In "And the Band Played On," Randy Shilts' appraisal of your commitment to the AIDS fight is occasionally lukewarm. He feels you and others in Congress could have fought harder. Looking back, do you agree with him?

I don't agree with him. I don't think there's anything that we could have done that we didn't do. We were faced with an administration that was not eager to be helpful. President Reagan wouldn't even mention the word "AIDS" until he was practically out the door as president. And we were faced with a hint of what we're now dealing with, and that was a governing philosophy by those in power who wanted to shortchange domestic government spending so that they could give tax breaks to the wealthy.

The controversial 2003 Showtime miniseries "The Reagans" would have us believe homophobia was to blame for the president's reluctance to deal with AIDS. Others would say extreme fiscal conservatism was the culprit.

I suppose it was a combination of all of those things. I don't think it was until Elizabeth Taylor went in to see him in person, to talk about the issue [that he made his first address about AIDS, in 1987]. I think Elizabeth Taylor was a reminder to him of all the people he knew in the industry who were gay, and that he couldn't in good conscience ignore the problem any longer.

Some argue that if the U.S. had called the alarm much sooner and paid as much attention to AIDS as they did to legionnaire's disease, toxic shock syndrome, SARS or avian flu, the epidemic would have been largely thwarted in this country.
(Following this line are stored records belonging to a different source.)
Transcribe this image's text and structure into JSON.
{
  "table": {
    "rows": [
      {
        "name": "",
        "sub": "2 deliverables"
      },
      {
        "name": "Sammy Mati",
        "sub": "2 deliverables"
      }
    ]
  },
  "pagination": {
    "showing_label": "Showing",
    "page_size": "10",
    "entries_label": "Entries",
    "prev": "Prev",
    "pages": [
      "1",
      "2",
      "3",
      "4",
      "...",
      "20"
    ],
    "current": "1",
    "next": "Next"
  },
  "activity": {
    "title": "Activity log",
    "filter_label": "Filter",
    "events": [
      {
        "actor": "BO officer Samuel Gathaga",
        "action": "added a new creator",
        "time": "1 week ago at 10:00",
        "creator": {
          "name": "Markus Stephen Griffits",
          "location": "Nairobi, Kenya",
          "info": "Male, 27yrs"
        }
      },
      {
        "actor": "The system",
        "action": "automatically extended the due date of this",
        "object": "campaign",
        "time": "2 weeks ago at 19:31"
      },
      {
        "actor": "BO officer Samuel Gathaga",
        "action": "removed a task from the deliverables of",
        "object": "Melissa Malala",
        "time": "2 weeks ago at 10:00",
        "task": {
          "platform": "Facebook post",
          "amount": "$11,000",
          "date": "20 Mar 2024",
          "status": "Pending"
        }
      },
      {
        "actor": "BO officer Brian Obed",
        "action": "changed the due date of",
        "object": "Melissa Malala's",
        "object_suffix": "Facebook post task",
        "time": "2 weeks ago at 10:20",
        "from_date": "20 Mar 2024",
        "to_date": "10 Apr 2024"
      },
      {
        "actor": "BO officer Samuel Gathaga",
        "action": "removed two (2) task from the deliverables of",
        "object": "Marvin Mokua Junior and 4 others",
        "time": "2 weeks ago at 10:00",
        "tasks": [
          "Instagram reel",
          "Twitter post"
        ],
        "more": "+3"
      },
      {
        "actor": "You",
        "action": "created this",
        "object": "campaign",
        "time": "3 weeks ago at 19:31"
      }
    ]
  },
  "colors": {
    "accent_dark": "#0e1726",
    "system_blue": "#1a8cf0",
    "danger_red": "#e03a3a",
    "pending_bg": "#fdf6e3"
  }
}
What do you think?

I certainly think that we were at a disadvantage in trying to get attention to the issue, because it first affected gay men, and then later it was also affecting drug users -- two groups that were marginalized in the minds of the American people and the press. Had it affected the white middle-class heterosexual population, I think there would have seen a much stronger reaction.
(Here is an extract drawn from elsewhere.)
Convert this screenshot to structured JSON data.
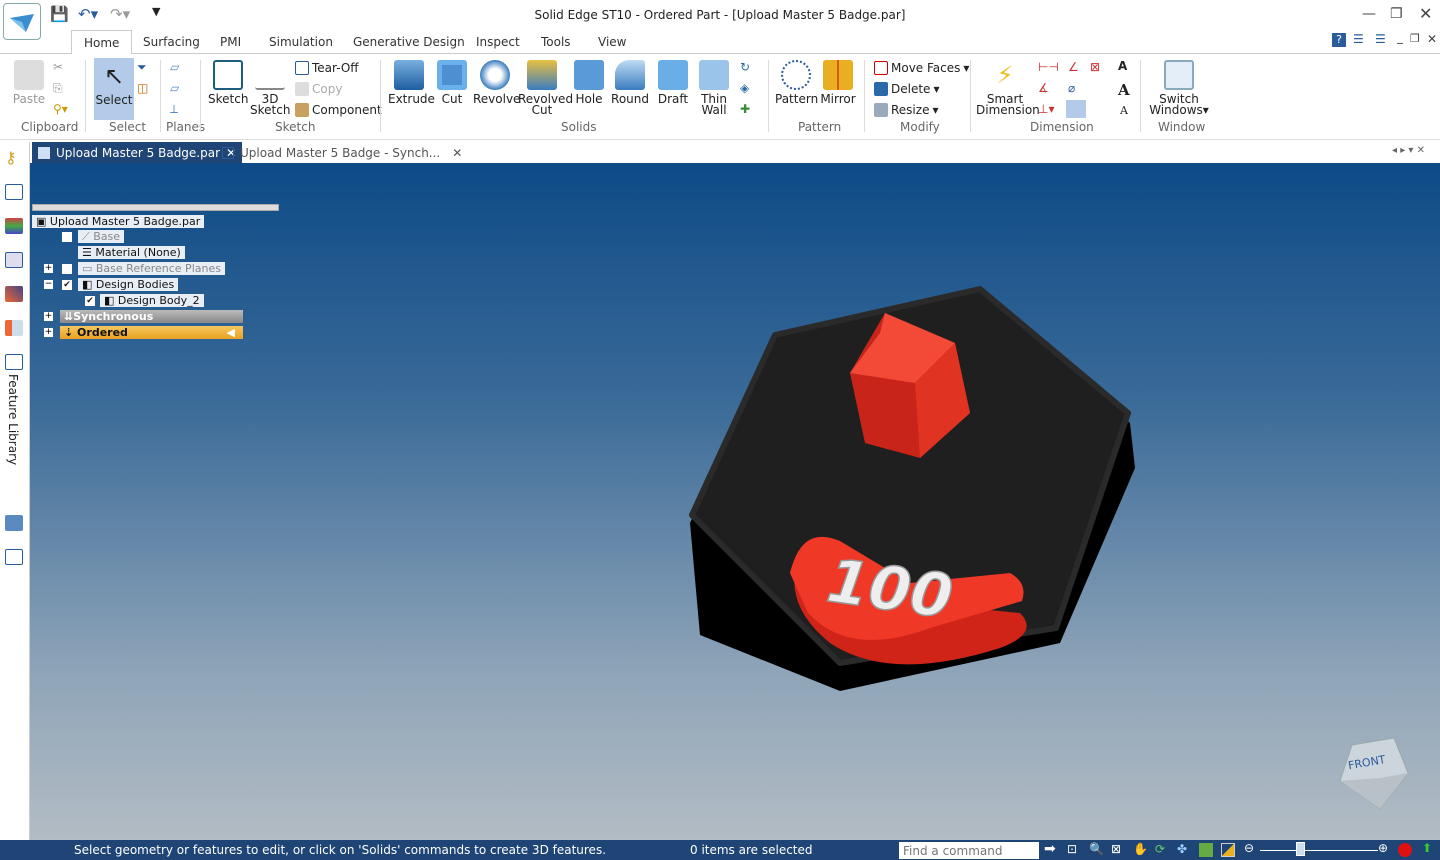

On the other hand, the gay community was a group that was able to direct a lot of its attention and resources to dealing with the disease. I remember the group ACT-UP, and how people from that organization learned the Food and Drug Administration laws better than the lawyers at the FDA. So they could go to that agency and insist that some drugs be used, even though [the drugs] didn't have final [FDA] approval, particularly since many of these people wouldn't live to the point where the drug was approved. The FDA finally accepted their argument that there should be some "compassionate use" of the drugs before final approval.

What do you think about the first President Bush's response to AIDS?

Not too much better than Reagan's. He did keep [Surgeon General] C. Everett Koop on from the Reagan days. Koop was a great hero in talking about this epidemic.

AIDS brought homosexuality to American dinner table conversation. How was this new topic greeted on Capitol Hill in the 1980s?

I think it was an eye-opener to many people around the country. Because they recognized that there were people they knew, people they were related to, people in their own families who were gay--not just some group that was ghettoized in some place.

How would you define the difference between Republicans and Democrats when it comes to AIDS politics in 2006?

I don't want to over-generalize. The Republicans right now are so captive of the extremist religious right wing, which has hostility to homosexuals, but for the moment they're focused on gay marriage. There were [prominent] Republicans in the Reagan and Bush administrations who were very anxious to fight this epidemic. But by and large, I think we had a problem on the Republican side.

I think it's been helpful that we have this report out in the public, because it highlights how taxpayers' dollars are being wasted on programs that are ineffective. The curricula used in public schools around the country, as well as in some private schools that have received sexual abstinence-only funding, have just misrepresented basic public health information--even to the point where they were saying that AIDS is spread through sweat and tears. The harm was also in the fact that young people taking abstinence-only programs without taking basic public health information were more likely to get sexually transmitted diseases and unintended pregnancies--because they were being kept ignorant.